Lancez la vidéo ci-dessus pour les accompagner au-dessus du plus haut sommet d'Europe !

Les pilotes survolent le Mont Blanc
Au sommet de l'Europe © Satori Factory

Pour monter si haut, les trois pilotes ont dû prendre un hélicoptère et en sauter voile à la main. Une manoeuvre normale pour des parachutistes mais beaucoup plus rare pour des parapentistes. Mais le jeu en valait la chandelle : ils ont pu s'offrir une vue unique sur le Mont Blanc, à plus de 5000 mètres d'altitude.

Lancez la vidéo en caméra embarquée ci-dessous pour avoir un aperçu de ce qu'ils ont vécu :

"On voulait réussir à sortir les images les plus dingues possibles" explique Schricke, qui rendait souvent visite à ses grands-parents dans les environs quand il était jeune, "c'est un endroit mythique, j'y allais souvent quand j'étais gamin. C'était un rêve de pouvoir aller si haut et voler au-dessus du Mont Blanc". S'il est possible de s'élancer à pied du Mont Blanc, il faut d'abord mener une énorme randonnée pour y parvenir. Aucune chance que quinconque s'y soit risqué ait réussi à enchainer ensuite les figures. "On est probablement les premiers à avoir fait des acrobaties au-dessus du Mont Blanc" confirme Schricke.

Francois Rogalski saute de l'hélicoptère
À plus tard ! © Satori Factory

"On n'aurait pas pu aller aussi haut avec notre équipement sans l'hélicoptère" ajoute Ragolski, "on a eu de la chance de trouver un pilote aussi motivé. Il n'a pas pris de risques mais il a tout fait pour nous aider à repousser les limites du parapente. Pour s'extraire de l'hélicoptère, ils ont utilisé une technique consistant à plier la voile et à la lancer après le pilote, avec l'aide d'un tiers donc.

Un grand ciel bleu rassurant au Mont Blanc
Un grand ciel bleu rassurant © Satori Factory

Une fois dans les airs, ce sont les vents violents qui ont aidé les trois athlètes. Le même genre de vents qui décourage quiconque de marcher jusqu'au sommet pour s'y élancer en parapente. "Voler à toute vitesse dans ces conditions, cela n'a sans doute jamais été fait auparavant", ajoute Ragolski, "pour réussir à s'en sortir avec notre matériel, il a fallu un peu de chance".
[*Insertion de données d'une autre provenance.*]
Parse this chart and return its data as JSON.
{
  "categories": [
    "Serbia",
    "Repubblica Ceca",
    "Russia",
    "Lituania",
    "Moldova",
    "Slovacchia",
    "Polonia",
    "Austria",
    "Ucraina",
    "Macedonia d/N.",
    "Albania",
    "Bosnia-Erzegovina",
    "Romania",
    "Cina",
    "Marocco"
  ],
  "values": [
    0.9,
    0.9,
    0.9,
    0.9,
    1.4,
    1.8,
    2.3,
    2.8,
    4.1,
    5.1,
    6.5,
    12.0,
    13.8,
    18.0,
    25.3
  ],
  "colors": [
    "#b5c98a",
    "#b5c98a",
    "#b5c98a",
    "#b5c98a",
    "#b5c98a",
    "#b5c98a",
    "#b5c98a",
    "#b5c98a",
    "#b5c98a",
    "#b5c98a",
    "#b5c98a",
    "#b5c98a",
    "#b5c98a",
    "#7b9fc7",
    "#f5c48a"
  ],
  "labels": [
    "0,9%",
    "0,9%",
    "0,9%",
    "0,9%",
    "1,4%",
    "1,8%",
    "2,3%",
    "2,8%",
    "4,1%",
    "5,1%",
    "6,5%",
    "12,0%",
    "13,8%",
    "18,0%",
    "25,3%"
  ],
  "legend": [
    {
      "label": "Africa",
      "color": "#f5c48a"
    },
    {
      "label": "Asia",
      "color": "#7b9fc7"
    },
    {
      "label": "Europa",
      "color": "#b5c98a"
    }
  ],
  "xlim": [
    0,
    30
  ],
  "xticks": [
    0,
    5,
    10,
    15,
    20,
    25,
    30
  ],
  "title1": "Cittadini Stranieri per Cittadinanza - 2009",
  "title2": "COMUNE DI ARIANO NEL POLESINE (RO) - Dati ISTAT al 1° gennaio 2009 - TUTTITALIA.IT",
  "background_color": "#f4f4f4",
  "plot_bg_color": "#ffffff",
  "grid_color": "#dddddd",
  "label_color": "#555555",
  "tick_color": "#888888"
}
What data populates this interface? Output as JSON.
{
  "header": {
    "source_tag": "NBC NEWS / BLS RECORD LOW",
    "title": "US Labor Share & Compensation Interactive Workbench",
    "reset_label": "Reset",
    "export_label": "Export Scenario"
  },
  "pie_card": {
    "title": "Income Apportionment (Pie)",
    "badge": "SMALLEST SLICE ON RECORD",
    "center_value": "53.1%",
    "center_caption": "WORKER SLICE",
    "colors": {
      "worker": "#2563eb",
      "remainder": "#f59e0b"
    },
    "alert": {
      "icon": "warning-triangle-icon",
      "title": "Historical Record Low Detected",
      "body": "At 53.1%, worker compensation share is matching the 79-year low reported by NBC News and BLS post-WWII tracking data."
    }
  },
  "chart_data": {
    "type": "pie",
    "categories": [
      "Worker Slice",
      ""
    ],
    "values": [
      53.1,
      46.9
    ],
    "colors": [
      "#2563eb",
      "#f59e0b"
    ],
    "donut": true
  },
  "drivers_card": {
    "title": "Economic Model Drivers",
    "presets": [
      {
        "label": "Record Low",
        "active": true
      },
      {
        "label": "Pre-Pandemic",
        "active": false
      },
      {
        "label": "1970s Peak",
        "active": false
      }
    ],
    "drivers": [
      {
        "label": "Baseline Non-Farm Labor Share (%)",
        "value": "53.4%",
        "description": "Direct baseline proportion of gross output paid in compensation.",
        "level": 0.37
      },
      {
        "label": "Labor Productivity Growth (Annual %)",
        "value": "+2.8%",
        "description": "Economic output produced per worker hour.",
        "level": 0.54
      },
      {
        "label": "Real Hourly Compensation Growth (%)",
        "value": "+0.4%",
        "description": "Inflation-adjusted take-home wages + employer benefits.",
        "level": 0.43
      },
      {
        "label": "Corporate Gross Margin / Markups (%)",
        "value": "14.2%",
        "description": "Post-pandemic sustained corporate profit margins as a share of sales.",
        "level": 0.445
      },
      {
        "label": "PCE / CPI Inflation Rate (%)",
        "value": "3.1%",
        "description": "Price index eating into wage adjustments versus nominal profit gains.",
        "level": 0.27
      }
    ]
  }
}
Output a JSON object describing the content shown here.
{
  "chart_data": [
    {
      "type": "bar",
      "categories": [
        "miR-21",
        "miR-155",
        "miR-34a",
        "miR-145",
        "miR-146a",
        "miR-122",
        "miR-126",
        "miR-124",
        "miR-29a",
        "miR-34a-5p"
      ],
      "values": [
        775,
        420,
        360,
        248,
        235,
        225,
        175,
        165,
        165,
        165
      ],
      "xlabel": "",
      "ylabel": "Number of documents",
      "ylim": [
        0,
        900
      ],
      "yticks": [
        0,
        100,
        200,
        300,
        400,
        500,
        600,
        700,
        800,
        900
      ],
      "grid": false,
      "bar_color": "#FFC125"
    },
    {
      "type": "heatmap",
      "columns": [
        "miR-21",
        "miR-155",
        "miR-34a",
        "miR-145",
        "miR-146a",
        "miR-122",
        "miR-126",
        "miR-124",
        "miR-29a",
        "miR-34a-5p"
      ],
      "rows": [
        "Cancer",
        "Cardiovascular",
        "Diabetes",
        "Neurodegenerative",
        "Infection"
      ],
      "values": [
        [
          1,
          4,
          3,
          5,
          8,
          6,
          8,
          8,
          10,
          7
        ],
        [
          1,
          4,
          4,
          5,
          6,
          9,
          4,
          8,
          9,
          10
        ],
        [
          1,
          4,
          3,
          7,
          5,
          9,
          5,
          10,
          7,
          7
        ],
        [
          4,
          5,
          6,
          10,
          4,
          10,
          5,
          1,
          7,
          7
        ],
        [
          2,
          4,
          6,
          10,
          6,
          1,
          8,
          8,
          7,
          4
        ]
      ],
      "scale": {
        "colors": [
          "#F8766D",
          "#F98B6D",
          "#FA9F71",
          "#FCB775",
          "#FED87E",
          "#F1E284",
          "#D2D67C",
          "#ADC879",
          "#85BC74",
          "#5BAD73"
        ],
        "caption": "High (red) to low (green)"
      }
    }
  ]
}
Les trois pilotes devant le glacier
Les trois pilotes devant le glacier © Josh Sampiero

"Rien que de penser qu'ont soit allé si haut me donne la chair de poule" confirme Alongi, "tout va très vite, on ne réalise pas vraiment ce qu'on fait avant la fin, on est tellement concentré...l'aterrissage sur le Mont Blanc était très cool ceci dit !"

On les comprend : à cette altitude, l'air est plus fin et le vol en parapente beaucoup plus rapide. "Faire des acrobaties à cette hauteur est très difficile" explique Ragolski, "la pression de l'air fait que tout se passe deux fois plus vite, voler à trois demande une attention énorme, on peut avancer de 200 mètres en un claquement de doigts".

Ragolski a tout de même réussi à s'asseoir sur la voile de Schricke pendant deux minutes à 5000 mètres d'altitude !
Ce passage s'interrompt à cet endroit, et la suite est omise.